China.org.cn: Welche Vorteile hat Wuhan bei der Entwicklung des Hochtechnologiebereichs?
Zhou: Wir müssen zwei wesentliche Probleme der wirtschaftlichen Entwicklung lösen. Das erste Problem besteht in der Transformierung der traditionellen Industriezweige mit Hilfe der Hochtechnologie, das zweite Problem in der Förderung der Industrialisierung der Hochtechnologie.
Wuhan muss seine Vorteile bei der Entwicklung der Hochtechnologie betonen und diese zu Ergebnissen führen. Bezüglich dieses Punktes haben wir als erstes ein Informationszentrum für Photoelektronik am Ostsee namens "Helles Tal" aufgebaut, mit dem Ziel, Wuhans Informationsindustrie der Photoelektronik zu entwickeln. Dieses "Helle Tal", das sich gegenüber anderen ähnlichen Zentren in China hervorhebt, ist einmalig. Die Entwicklung einiger anderer Hochtechnologieindustrien, wie Biotechnologie und moderne Pharmazie, sind im Zuge des Aufbaus dieses Zentrums weiter fortgeschritten.
Zweitens haben wir die Industrie für Elektromobile erfolgreich weiterentwickelt. Diese kann sowohl einer Umweltverschmutzung entgegenwirken als auch Energie sparen. Das Ministerium für Wissenschaft und Technologie und die Regierung Wuhans werden zudem zwei Projekte für unterschiedlich angetriebene Kraftfahrzeuge und Busse starten. In diesem Jahr werden im Stadtgebiet Wuhans zwei öffentliche Buslinien mit 20 unterschiedlich angetriebenen Fahrzeugen in Betrieb genommen.
Zusammengefasst lässt sich sagen, dass die Festsetzung des Schwerpunktes der Industriezweige auf Hochtechnologie, moderne Fertigung, Eisen-Stahl, neue Materialien, Pharmazie, Biotechnologie und Schutz der Umwelt zum Nerv der Wirtschaftsentwicklung Wuhans wird.

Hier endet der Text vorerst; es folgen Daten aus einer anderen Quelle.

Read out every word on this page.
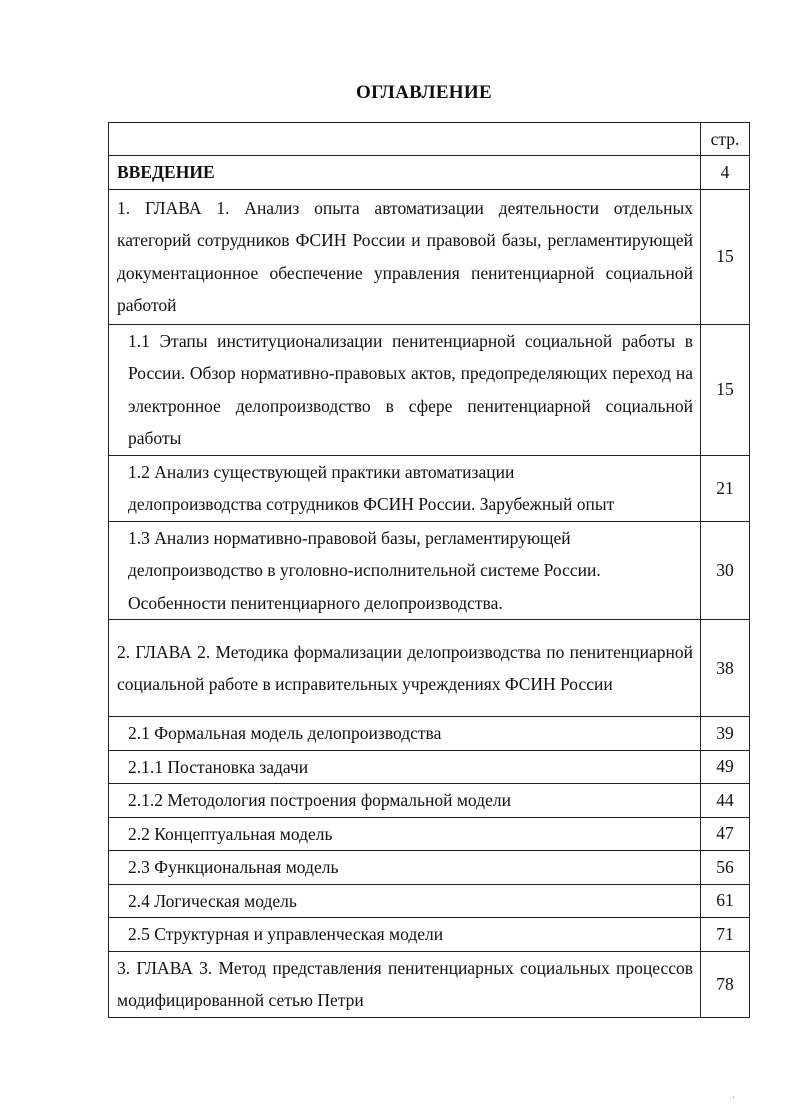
ОГЛАВЛЕНИЕ
	стр.
ВВЕДЕНИЕ	4
1. ГЛАВА 1. Анализ опыта автоматизации деятельности отдельных категорий сотрудников ФСИН России и правовой базы, регламентирующей документационное обеспечение управления пенитенциарной социальной работой	15
1.1 Этапы институционализации пенитенциарной социальной работы в России. Обзор нормативно-правовых актов, предопределяющих переход на электронное делопроизводство в сфере пенитенциарной социальной работы	15

1.2 Анализ существующей практики автоматизации
делопроизводства сотрудников ФСИН России. Зарубежный опыт	21

1.3 Анализ нормативно-правовой базы, регламентирующей
делопроизводство в уголовно-исполнительной системе России.
Особенности пенитенциарного делопроизводства.	30
2. ГЛАВА 2. Методика формализации делопроизводства по пенитенциарной социальной работе в исправительных учреждениях ФСИН России	38
2.1 Формальная модель делопроизводства	39
2.1.1 Постановка задачи	49
2.1.2 Методология построения формальной модели	44
2.2 Концептуальная модель	47
2.3 Функциональная модель	56
2.4 Логическая модель	61
2.5 Структурная и управленческая модели	71
3. ГЛАВА 3. Метод представления пенитенциарных социальных процессов модифицированной сетью Петри	78
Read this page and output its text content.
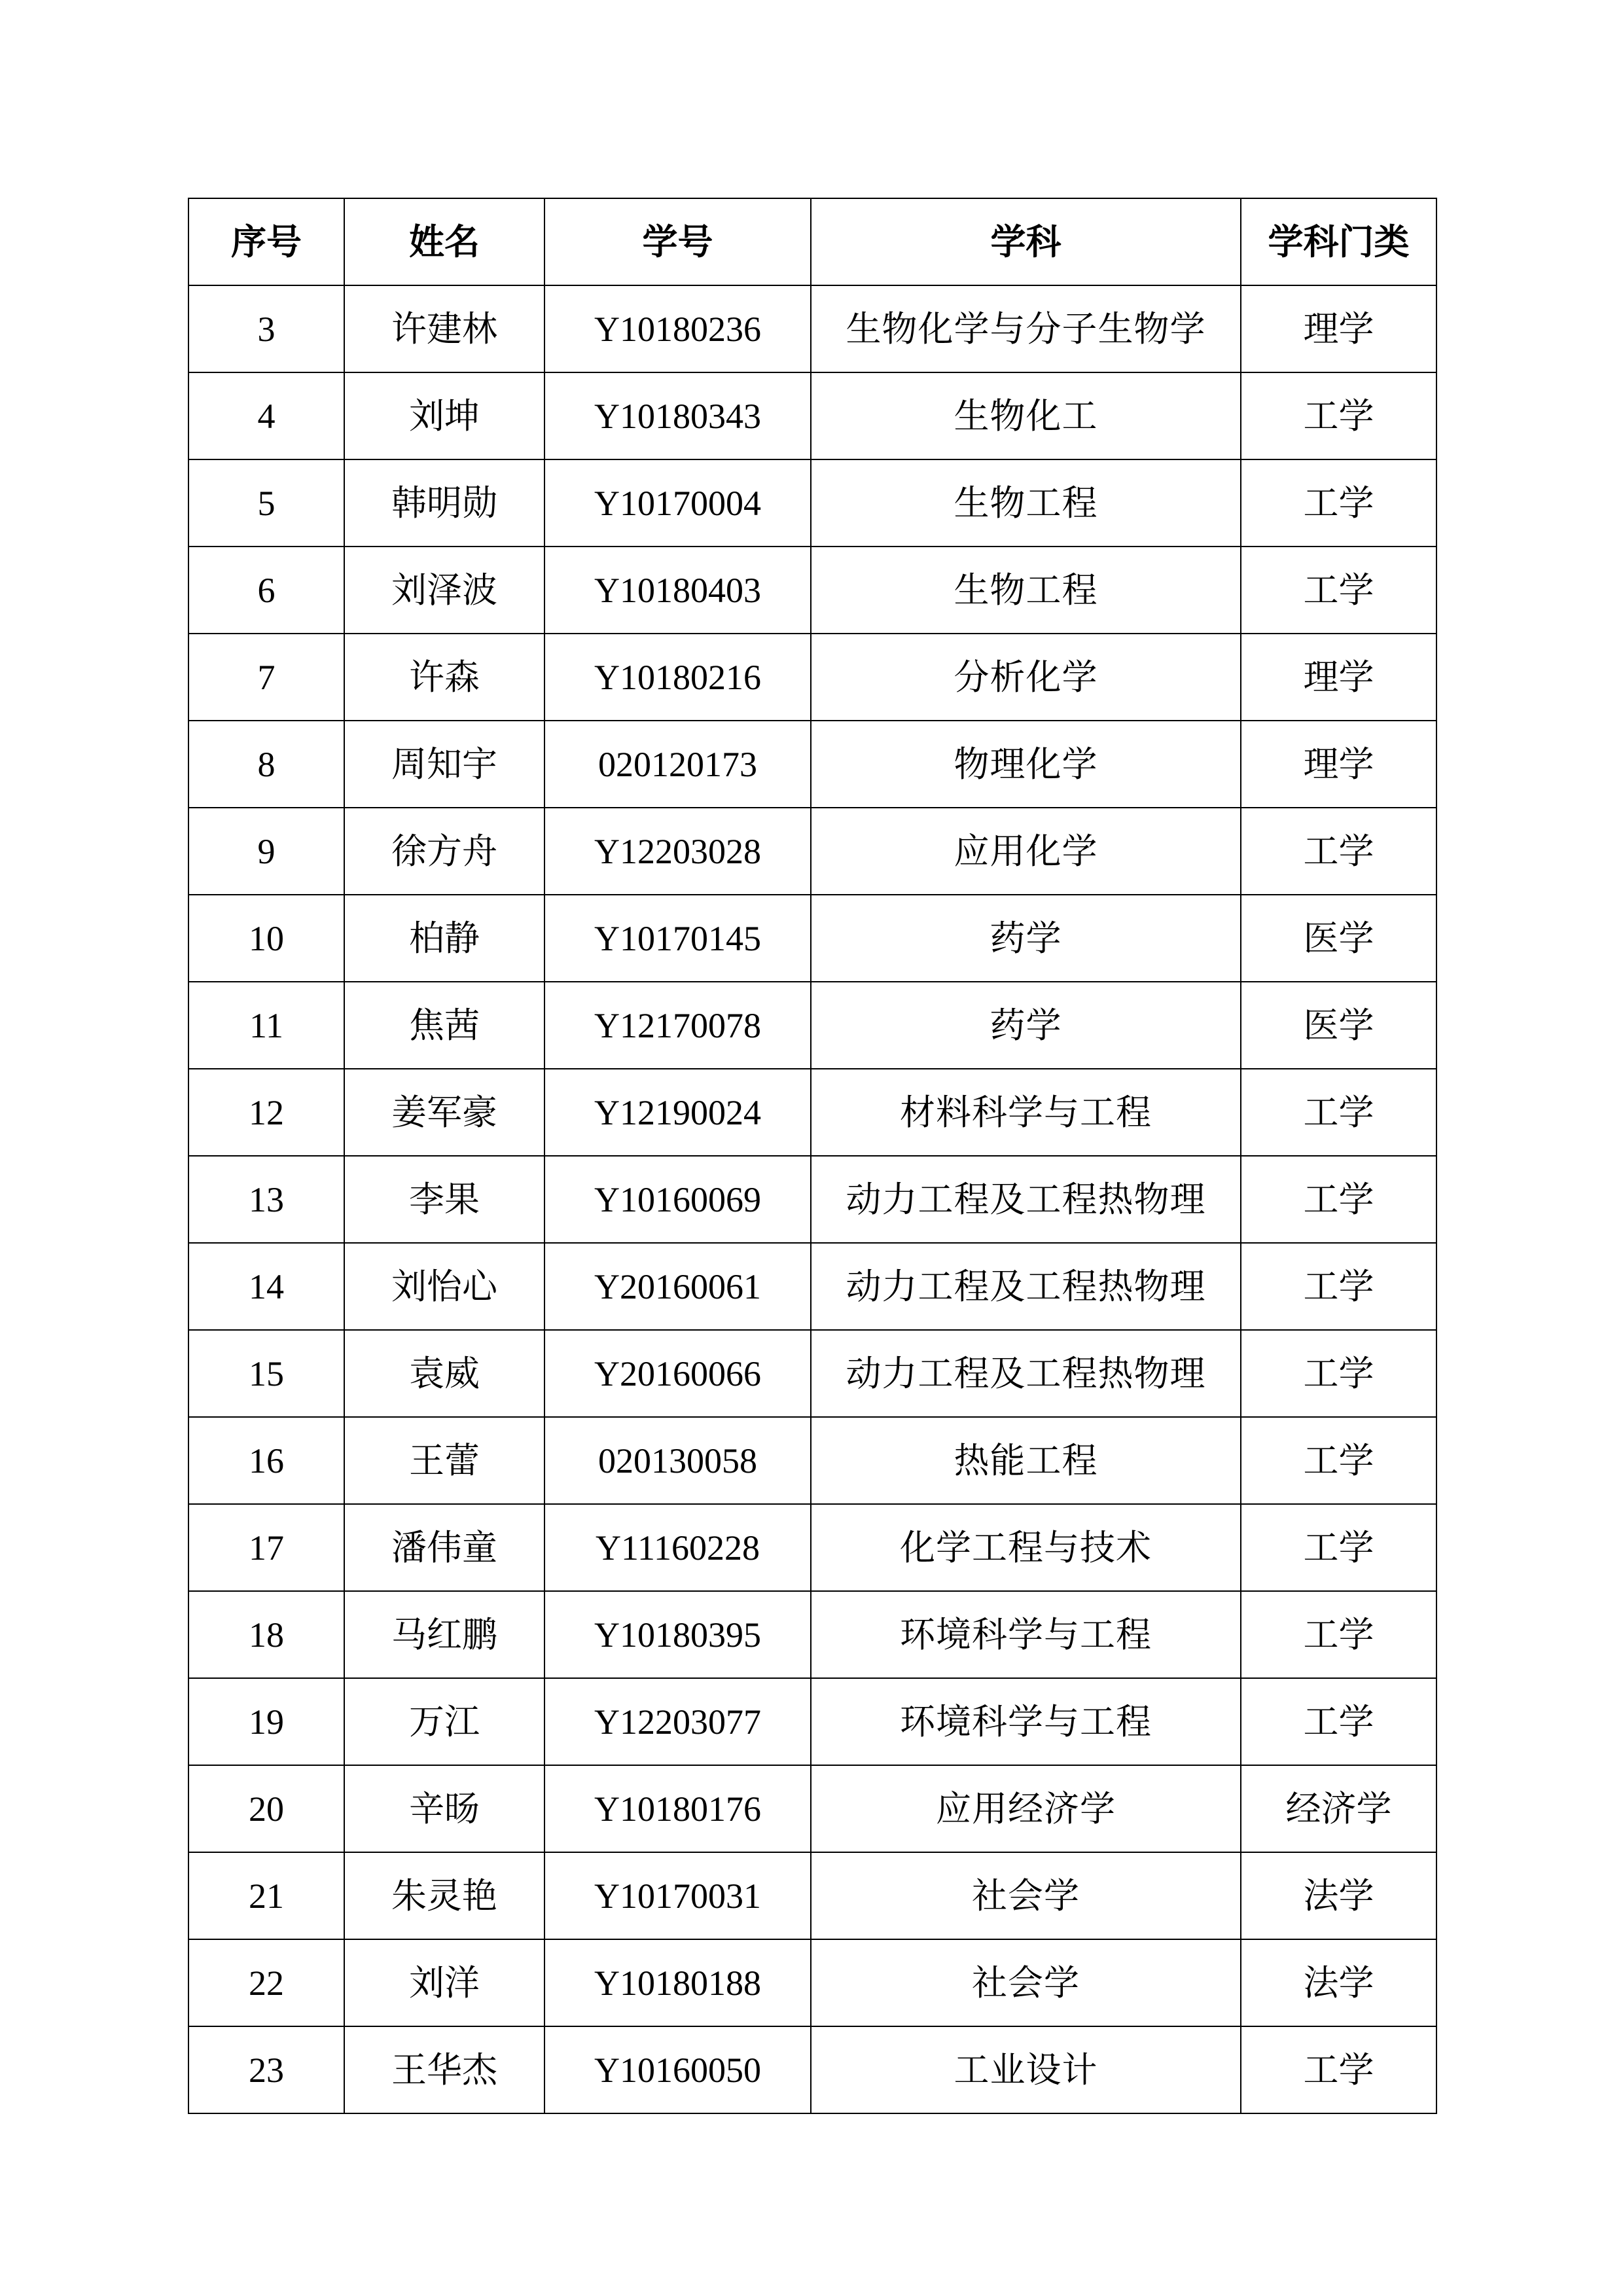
序号	姓名	学号	学科	学科门类
3	许建林	Y10180236	生物化学与分子生物学	理学
4	刘坤	Y10180343	生物化工	工学
5	韩明勋	Y10170004	生物工程	工学
6	刘泽波	Y10180403	生物工程	工学
7	许森	Y10180216	分析化学	理学
8	周知宇	020120173	物理化学	理学
9	徐方舟	Y12203028	应用化学	工学
10	柏静	Y10170145	药学	医学
11	焦茜	Y12170078	药学	医学
12	姜军豪	Y12190024	材料科学与工程	工学
13	李果	Y10160069	动力工程及工程热物理	工学
14	刘怡心	Y20160061	动力工程及工程热物理	工学
15	袁威	Y20160066	动力工程及工程热物理	工学
16	王蕾	020130058	热能工程	工学
17	潘伟童	Y11160228	化学工程与技术	工学
18	马红鹏	Y10180395	环境科学与工程	工学
19	万江	Y12203077	环境科学与工程	工学
20	辛旸	Y10180176	应用经济学	经济学
21	朱灵艳	Y10170031	社会学	法学
22	刘洋	Y10180188	社会学	法学
23	王华杰	Y10160050	工业设计	工学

China.org.cn: Mittels welchen Plänen möchten Sie als Bürgermeister einer Großstadt mit einer Bevölkerung von über acht Millionen Menschen zur Verbesserung des Lebens Ihrer Bürger beitragen?
Zhou: Ich setze meine Schwerpunkte einerseits auf die wirtschaftliche Entwicklung, andererseits auf die soziale Sicherheit. Wir werden die Entwicklung der arbeitsintensiven Fertigungs- und Dienstleistungsindustrien beschleunigen und die Arbeitslosenrate durch die Schaffung von zusätzlichen Arbeitsplätzen reduzieren. In ein oder zwei Jahren werden wir außerdem für Rentner und Arbeitslose ein ausgezeichnetes soziales Netz aufgebaut haben. Im vergangenen Jahr waren 80000 Bürger Wuhans krankenversichert. Diese Zahl wird sich in diesem Jahr voraussichtlich verdoppelt haben.